For the first time since that 1934 strike, a nonunion maritime company has begun operating on the Embarcadero. Hornblower Cruises and Events, owned by Terry McRae, was awarded a 10-year contract by the National Park Service (NPS) last year to provide ferry service to Alcatraz Island. Some 50 workers, represented by the Inlandboatmen's Union (IBU) and the Masters, Mates and Pilots Union (MMP), with decent working conditions, wages and family health insurance, lost their jobs. They've been picketing, along with their supporters, at Pier 33 on the Embarcadero for the past two months, as McRae refuses to negotiate.

In response, the San Francisco longshore union voted to shut down all Bay Area ports and hold a stop-work meeting and mass picket in solidarity with its sister IBU local, which is affiliated to the International Longshore and Warehouse Union (ILWU). In 2003, the Los Angeles longshore union took similar action, shutting down the largest port in the United States and marching in solidarity with striking grocery-store workers. In 2000, when the jobs of Charleston, S.C., longshore workers had been taken over by a nonunion stevedore operator, they, much as the Alcatraz ferry workers, protested by picketing. They were attacked by riot police with many injured and five arrested. The ILWU went to their defense. Known as the Charleston 5 campaign, it became a cause celebre of the American labor movement and is one of the few shining examples of labor's power in recent years.

Much has changed since the days when a freighter's cargo was "hand-jived" by gangs of longshoremen or when ferries would carry passengers from Oakland to San Francisco. Containerization and bridges have changed the face of the waterfront.

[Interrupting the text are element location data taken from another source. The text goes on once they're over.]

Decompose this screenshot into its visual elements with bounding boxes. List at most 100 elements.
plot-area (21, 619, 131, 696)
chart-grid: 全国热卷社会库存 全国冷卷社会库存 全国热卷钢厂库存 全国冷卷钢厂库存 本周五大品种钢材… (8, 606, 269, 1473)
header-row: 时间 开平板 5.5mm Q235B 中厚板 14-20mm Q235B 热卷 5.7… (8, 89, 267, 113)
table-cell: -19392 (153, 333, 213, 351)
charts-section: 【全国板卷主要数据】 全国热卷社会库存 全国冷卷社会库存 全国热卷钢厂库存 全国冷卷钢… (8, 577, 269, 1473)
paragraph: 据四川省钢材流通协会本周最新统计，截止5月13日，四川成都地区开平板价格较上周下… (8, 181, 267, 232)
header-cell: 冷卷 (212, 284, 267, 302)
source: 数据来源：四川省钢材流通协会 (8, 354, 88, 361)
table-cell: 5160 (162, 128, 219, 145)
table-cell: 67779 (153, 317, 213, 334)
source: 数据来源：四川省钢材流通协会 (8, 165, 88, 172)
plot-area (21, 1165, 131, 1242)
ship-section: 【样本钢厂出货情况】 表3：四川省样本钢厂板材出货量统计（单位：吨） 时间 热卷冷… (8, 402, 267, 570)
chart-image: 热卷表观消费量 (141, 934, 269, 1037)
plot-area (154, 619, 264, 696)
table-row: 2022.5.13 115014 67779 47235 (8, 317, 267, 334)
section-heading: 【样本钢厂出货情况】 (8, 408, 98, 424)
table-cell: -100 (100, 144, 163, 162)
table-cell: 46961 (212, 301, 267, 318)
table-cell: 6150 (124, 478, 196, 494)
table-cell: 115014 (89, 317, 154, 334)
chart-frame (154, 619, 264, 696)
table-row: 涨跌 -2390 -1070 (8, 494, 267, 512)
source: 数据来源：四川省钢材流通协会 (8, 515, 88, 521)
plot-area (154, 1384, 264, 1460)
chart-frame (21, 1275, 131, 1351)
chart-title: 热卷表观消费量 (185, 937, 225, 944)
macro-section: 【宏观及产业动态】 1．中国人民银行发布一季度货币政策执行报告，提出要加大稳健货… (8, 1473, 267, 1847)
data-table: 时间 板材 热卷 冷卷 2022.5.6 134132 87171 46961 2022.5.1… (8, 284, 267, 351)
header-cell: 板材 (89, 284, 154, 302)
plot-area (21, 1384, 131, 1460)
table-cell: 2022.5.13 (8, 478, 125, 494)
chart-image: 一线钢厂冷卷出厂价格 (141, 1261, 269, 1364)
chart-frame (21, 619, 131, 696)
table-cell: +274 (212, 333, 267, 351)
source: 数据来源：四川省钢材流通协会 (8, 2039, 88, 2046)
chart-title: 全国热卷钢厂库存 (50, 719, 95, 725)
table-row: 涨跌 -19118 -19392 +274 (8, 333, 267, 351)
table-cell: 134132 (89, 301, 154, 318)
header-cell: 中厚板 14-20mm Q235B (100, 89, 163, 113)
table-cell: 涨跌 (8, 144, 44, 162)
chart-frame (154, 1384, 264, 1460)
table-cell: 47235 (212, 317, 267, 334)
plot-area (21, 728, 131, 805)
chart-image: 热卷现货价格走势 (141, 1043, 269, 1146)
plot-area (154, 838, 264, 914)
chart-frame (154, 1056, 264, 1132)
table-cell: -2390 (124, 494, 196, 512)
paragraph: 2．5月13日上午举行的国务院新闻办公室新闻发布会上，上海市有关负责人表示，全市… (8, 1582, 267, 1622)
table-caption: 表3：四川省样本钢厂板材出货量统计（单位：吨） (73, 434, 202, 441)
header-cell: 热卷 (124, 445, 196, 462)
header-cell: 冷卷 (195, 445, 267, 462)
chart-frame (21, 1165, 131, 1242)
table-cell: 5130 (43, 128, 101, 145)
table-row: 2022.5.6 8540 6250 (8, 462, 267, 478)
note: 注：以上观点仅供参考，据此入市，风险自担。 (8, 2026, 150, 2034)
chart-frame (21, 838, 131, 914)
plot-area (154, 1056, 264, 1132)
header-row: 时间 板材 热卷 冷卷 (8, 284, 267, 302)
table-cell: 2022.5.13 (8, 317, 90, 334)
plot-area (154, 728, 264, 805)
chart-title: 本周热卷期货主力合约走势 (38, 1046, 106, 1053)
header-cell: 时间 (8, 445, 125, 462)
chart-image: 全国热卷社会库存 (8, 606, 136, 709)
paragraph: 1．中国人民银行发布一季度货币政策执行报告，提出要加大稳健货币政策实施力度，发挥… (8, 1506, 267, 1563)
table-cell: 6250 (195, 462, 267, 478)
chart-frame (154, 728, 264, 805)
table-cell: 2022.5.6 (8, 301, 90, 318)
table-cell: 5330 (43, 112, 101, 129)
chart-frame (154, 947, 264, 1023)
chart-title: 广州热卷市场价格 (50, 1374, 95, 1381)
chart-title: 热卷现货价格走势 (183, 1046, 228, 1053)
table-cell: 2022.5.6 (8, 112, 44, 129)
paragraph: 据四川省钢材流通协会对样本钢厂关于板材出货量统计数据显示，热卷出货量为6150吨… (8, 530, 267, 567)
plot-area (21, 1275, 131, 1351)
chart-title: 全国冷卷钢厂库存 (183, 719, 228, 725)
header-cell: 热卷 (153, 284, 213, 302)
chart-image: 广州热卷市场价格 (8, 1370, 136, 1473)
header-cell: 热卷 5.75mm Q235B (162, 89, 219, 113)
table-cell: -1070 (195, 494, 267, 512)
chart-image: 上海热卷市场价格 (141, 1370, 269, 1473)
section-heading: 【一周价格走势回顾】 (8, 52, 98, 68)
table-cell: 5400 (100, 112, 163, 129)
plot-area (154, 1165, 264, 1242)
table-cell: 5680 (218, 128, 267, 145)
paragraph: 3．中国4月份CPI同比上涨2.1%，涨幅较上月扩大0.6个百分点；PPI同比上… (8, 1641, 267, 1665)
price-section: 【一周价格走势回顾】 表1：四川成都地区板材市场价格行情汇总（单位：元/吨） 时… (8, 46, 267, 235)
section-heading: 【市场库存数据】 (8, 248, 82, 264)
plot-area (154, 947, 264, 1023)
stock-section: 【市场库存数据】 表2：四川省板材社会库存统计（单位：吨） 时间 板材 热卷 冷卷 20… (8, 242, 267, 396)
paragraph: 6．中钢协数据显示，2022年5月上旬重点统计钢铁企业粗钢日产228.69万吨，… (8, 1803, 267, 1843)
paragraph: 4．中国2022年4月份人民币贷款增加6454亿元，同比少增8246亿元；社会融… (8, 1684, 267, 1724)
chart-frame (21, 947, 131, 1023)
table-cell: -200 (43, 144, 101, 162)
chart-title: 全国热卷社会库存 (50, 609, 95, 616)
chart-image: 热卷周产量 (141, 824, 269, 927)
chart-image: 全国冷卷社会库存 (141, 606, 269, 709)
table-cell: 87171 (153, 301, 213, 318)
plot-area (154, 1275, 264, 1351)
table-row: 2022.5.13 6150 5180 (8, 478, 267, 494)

One of the most significant measures of change, perhaps, is the integration of women into the workforce. Nowadays, the "first lady" in the Port of Oakland is a black mother who operates a container crane. And the regional director of the IBU is Marina Secchitano, who in the fight to defend her union and her members' jobs, refuses to back down in the face of corporate intimidation. Twice arrested by police, Secchitano is determined to achieve justice for her union members, who have been diligently working the Alcatraz Ferry since it began operations in 1973 and now find themselves replaced, like the Charleston longshoremen.

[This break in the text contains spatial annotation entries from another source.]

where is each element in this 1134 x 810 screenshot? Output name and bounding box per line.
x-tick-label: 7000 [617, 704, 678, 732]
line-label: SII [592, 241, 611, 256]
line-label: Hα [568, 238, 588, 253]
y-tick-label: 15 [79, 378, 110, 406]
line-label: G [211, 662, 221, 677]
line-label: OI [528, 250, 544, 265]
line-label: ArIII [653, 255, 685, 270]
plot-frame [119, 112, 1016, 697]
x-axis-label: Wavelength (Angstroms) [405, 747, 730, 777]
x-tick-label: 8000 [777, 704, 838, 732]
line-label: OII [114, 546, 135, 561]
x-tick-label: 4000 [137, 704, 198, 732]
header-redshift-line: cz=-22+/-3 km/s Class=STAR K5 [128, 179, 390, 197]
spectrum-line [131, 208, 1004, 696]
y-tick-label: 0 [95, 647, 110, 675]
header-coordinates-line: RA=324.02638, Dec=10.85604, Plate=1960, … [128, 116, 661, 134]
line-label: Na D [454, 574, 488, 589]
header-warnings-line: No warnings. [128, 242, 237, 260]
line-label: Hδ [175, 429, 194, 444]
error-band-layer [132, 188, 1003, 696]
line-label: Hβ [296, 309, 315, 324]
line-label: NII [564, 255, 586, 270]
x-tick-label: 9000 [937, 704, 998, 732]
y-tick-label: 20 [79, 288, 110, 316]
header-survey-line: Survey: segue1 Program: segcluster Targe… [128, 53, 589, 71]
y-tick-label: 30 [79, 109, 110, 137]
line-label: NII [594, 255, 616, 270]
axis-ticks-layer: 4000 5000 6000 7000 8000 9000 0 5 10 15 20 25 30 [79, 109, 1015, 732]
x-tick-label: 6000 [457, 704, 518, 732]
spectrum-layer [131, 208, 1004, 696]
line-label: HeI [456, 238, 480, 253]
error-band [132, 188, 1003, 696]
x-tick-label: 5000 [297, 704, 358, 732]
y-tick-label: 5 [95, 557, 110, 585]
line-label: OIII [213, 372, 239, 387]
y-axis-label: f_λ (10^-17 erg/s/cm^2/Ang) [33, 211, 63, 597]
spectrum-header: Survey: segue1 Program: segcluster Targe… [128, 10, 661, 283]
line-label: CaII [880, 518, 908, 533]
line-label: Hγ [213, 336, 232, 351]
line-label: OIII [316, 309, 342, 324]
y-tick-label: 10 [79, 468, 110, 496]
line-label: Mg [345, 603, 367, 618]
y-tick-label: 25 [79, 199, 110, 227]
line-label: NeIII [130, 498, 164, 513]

While Hornblower maintains a callous disregard for the lives of the workers who made the Alcatraz run into the success that it has become, the company portrays itself as environmentally conscious. U.S. District Court Judge Claudia Wilkins has ruled that the Service Contract Act, which requires a successor of a federal contract to pay the same level of wages and benefits as the previous employer, applies to Hornblower. But who today believes that justice can be achieved through government agencies and courts? Certainly not when judges rule that corporations can rip up with impunity labor contracts that provide for workers' pensions, health benefits and wages, as happened to workers at Bethlehem Steel and United Airlines. Some judges have barred workers from striking in response.

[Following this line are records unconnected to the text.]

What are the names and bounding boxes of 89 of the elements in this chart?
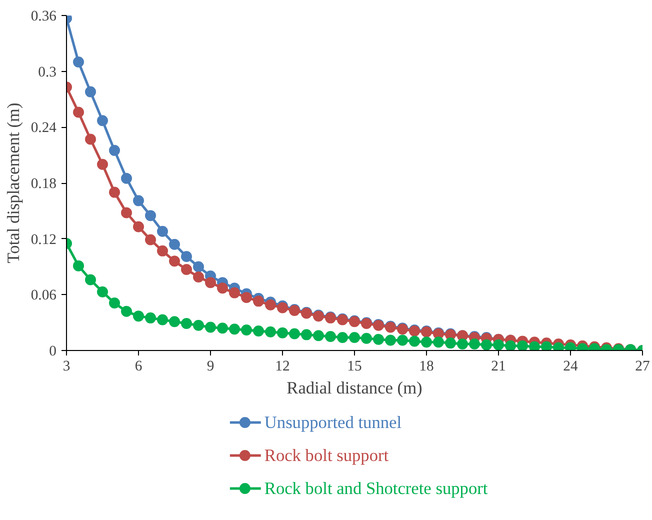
point	[217, 282, 228, 294]
point	[181, 251, 192, 262]
point	[85, 134, 96, 145]
point	[109, 144, 120, 156]
point	[361, 332, 372, 344]
x-tick-label: 21	[491, 358, 506, 374]
point	[73, 56, 84, 68]
point	[133, 310, 144, 322]
point	[181, 264, 192, 276]
point	[229, 287, 240, 298]
point	[457, 338, 468, 350]
point	[169, 238, 180, 250]
point	[193, 320, 204, 331]
point	[373, 334, 384, 345]
point	[181, 318, 192, 330]
y-axis-title: Total displacement (m)	[4, 102, 23, 264]
point	[493, 339, 504, 350]
point	[85, 86, 96, 98]
point	[277, 327, 288, 338]
point	[541, 341, 552, 350]
point	[133, 221, 144, 232]
x-tick-label: 9	[206, 358, 214, 374]
x-tick-label: 6	[134, 358, 142, 374]
point	[97, 286, 108, 298]
x-tick-label: 15	[347, 358, 362, 374]
x-tick-label: 27	[635, 358, 650, 374]
point	[229, 324, 240, 335]
point	[349, 332, 360, 343]
point	[97, 158, 108, 170]
point	[133, 195, 144, 206]
point	[445, 338, 456, 349]
point	[205, 277, 216, 288]
point	[157, 226, 168, 237]
point	[109, 186, 120, 198]
point	[529, 341, 540, 350]
point	[253, 325, 264, 336]
x-tick-label: 18	[419, 358, 434, 374]
point	[481, 339, 492, 350]
point	[193, 271, 204, 282]
x-tick-label: 12	[275, 358, 290, 374]
point	[313, 330, 324, 342]
point	[241, 292, 252, 303]
legend-label: Rock bolt support	[264, 446, 389, 465]
y-tick-label: 0.3	[38, 64, 57, 80]
point	[409, 336, 420, 347]
point	[517, 340, 528, 350]
point	[73, 260, 84, 272]
legend-label: Rock bolt and Shotcrete support	[264, 479, 488, 498]
point	[157, 245, 168, 256]
point	[265, 299, 276, 310]
y-tick-label: 0.36	[30, 8, 57, 24]
point	[385, 334, 396, 346]
point	[157, 314, 168, 326]
point	[169, 256, 180, 267]
point	[193, 261, 204, 272]
point	[241, 324, 252, 336]
point	[169, 316, 180, 328]
x-tick-label: 3	[62, 358, 70, 374]
point	[289, 328, 300, 340]
point	[145, 234, 156, 246]
y-tick-label: 0.24	[30, 120, 58, 136]
point	[301, 329, 312, 340]
y-tick-label: 0.12	[30, 232, 57, 248]
point	[145, 210, 156, 222]
point	[205, 322, 216, 333]
y-tick-label: 0.06	[30, 288, 57, 304]
point	[325, 331, 336, 342]
point	[469, 338, 480, 350]
point	[121, 306, 132, 317]
point	[421, 336, 432, 348]
y-tick-label: 0.18	[30, 176, 57, 192]
point	[505, 340, 516, 350]
point	[337, 332, 348, 343]
y-tick-label: 0	[49, 344, 56, 360]
point	[145, 312, 156, 324]
point	[121, 172, 132, 184]
x-tick-label: 24	[563, 358, 578, 374]
point	[253, 296, 264, 307]
point	[85, 274, 96, 286]
point	[397, 334, 408, 346]
point	[265, 326, 276, 338]
point	[97, 115, 108, 126]
point	[121, 207, 132, 218]
point	[433, 336, 444, 348]
point	[73, 106, 84, 118]
point	[109, 298, 120, 309]
x-axis-title: Radial distance (m)	[286, 378, 423, 398]
point	[217, 322, 228, 334]
legend-label: Unsupported tunnel	[264, 413, 402, 432]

In this atmosphere of one-sided class war, if unions are to survive as independent organizations that represent the democratic will of workers, then they will have to exercise their power -- even if that means defying unjust laws. That's what the civil rights movement did in the '60s and the labor movement did before that in the '30s.

If nonunion companies, such as Hornblower can operate with federal blessing, then others will follow and the days of unions on the San Francisco waterfront are numbered.

Is an injury to one still an injury to all? If so, will unions take the necessary action? That is the challenge of organized labor today.